Comparative Undermining Attack (CUA)

Updated 18 June 2026

Comparative Undermining Attack (CUA) is an adversarial methodology that systematically perturbs inputs—using techniques like adversarial suffixes—to maximize ML system failure rates.
CUA employs diverse methods such as Greedy Coordinate Gradient for LLMs, GAN+SMOTE for text, and FGSM with GradCAM for images, as well as stylometric obfuscation for authorship tasks.
Empirical evaluations demonstrate that CUA increases attack success rates dramatically across LLM judges, text classifiers, image classifiers, and stylometric attribution, highlighting significant system vulnerabilities.

The AutoJudge Framework is a set of adversarial methodologies and optimization algorithms designed to systematically undermine the reliability of machine learning evaluation, classification, and attribution systems. The Comparative Undermining Attack (CUA) serves as the principal technical instantiation of this framework, spanning application domains that include LLM-as-a-Judge system integrity, image/text classification, and authorship attribution via adversarial stylometry. Central to AutoJudge is the explicit maximization of system failure rates—specifically, the strategic perturbation or transformation of inputs to induce misclassification, verdict flipping, or attribution confusion, while preserving surface-level plausibility or semantic coherence.

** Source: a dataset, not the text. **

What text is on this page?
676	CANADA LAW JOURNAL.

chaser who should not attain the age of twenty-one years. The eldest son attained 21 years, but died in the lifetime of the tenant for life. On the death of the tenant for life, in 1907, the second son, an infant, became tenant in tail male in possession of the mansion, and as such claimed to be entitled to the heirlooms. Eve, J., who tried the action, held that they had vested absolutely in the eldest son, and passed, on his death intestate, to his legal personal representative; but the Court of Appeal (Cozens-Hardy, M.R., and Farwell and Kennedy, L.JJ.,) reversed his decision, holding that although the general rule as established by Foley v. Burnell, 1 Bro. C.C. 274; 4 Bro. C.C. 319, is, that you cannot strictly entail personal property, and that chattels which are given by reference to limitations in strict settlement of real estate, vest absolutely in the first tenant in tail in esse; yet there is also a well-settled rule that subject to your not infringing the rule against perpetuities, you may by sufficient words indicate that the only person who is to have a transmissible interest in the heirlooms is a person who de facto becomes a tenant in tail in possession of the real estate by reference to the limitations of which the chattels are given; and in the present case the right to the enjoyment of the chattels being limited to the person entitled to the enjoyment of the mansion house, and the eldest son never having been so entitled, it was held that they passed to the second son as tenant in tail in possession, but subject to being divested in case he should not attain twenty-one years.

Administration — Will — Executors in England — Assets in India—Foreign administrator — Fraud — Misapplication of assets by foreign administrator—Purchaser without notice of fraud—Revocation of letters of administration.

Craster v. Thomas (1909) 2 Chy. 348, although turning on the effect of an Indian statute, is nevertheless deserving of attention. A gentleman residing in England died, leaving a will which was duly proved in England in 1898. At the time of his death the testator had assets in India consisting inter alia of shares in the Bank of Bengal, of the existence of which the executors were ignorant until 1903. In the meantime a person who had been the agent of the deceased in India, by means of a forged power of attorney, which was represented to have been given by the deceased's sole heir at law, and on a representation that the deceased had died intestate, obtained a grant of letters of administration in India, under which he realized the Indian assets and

1. Formal Definitions and Threat Models

AutoJudge encompasses domain-specialized CUA procedures, each formally defined by its objective, perturbation class, access model, and evaluation measure.

LLM-as-a-Judge (Text Evaluation):

The CUA objective is to maximize the model’s output probability for a targeted answer $b$ over the original preferred answer $a$ by appending an adversarial suffix $\delta$ : $\max_{\delta\;\in\;\mathcal V^L}\; \Bigl[ \mathbb{P}\bigl([[B]] \mid x, a, b\oplus\delta\bigr) - \mathbb{P}\bigl([[A]] \mid x, a, b\oplus\delta\bigr) \Bigr].$ The attacker may possess black-box or white-box access to logits and optionally to gradients. The suffix $\delta$ is tightly length-constrained and is appended only to $b$ (Maloyan et al., 19 May 2025).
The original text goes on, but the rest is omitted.